Le cognitivisme garde cependant une unité en ce que, quelle que soit son approche, il étudie la pensée et dans la pensée sont compris l’intelligence, le raisonnement, l’apprentissage, l’imagination, la mémoire, l’attention, la représentation, le langage, la perception, le jugement, la décision et même l’émotion. Sous la sécheresse de la formulation, les découvertes de ce mouvement ne manquent pas de poésie. La pensée se formule-t-elle par images ou par mots ? Cela dépend des individus, pour certains exclusivement par mots, pour d’autres rien que par images et pour une troisième catégorie par un mélange entre les deux.
Que signifie oublier ? Perdre la mémoire ? Non, simplement être incapable de récupérer dans la mémoire qui, elle, semble potentiellement illimitée. Et que signifie se souvenir ? Repasser une scène qui nous aurions enregistrée sur les bandes de la pensée ? Non, la rejouer dans le théâtre de l’esprit et donc la remettre en scène, avec à chaque fois et malgré soi des modifications de mise en scène. Car la mémoire est fille de l’imagination : elle ne sert pas à conserver fidèlement le passé, mais à le rejouer de multiples manières afin de savoir ce qui aurait pu être et de prévoir ce qui sera, pour intégrer le passé à notre personnalité, apprendre de notre expérience et explorer de nouvelles possibilités.
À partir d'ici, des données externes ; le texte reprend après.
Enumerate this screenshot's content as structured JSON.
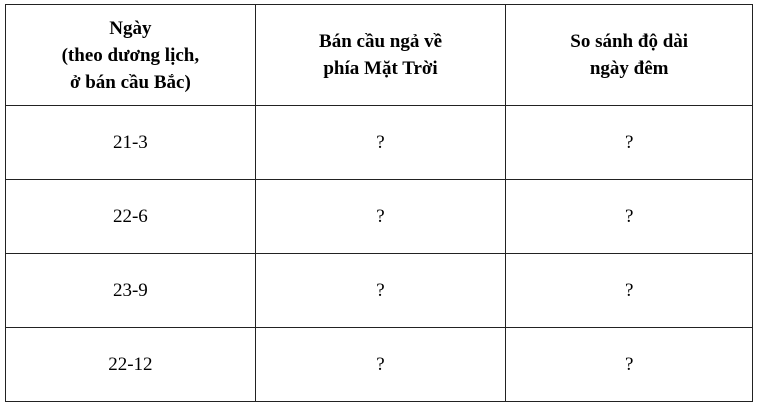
{
  "headers": [
    [
      "Ngày",
      "(theo dương lịch,",
      "ở bán cầu Bắc)"
    ],
    [
      "Bán cầu ngả về",
      "phía Mặt Trời"
    ],
    [
      "So sánh độ dài",
      "ngày đêm"
    ]
  ],
  "rows": [
    [
      "21-3",
      "?",
      "?"
    ],
    [
      "22-6",
      "?",
      "?"
    ],
    [
      "23-9",
      "?",
      "?"
    ],
    [
      "22-12",
      "?",
      "?"
    ]
  ]
}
De même, comment fonctionne l’attention ? Pourquoi est-elle si indépendante de notre volonté ? Que cherche-t-elle comme une abeille le miel ? Quel est ce miel pour chacun d’entre nous ? En vérité, l’attention détermine la volonté bien plus que la volonté ne détermine l’attention. D’où les divers degrés de concentration selon le sujet.
Le cognitivisme est la dernière des écoles. La psychologie intègre à présent les contributions de toutes celles que j’ai énumérées, en ne retenant que leurs intuitions les plus justes, éprouvées par l’expérience répétée. Elle se départage en thématiques (personnalité, apprentissage, perception, émotion, etc.) et analyse les dynamiques des sociétés autant que le développement individuel, de l’enfance au vieillissement.
Je pense donc je suis, disait Descartes. Je pense donc je ne suis pas, répond Pessoa. Expérience déroutante de la psyché, de l’esprit fait chair, ou de la chair faite esprit, où « je » désigne à la fois l’unité et la multiplicité du moi, où notre pensée est la garantie de notre réalité comme le processus de notre déréalisation.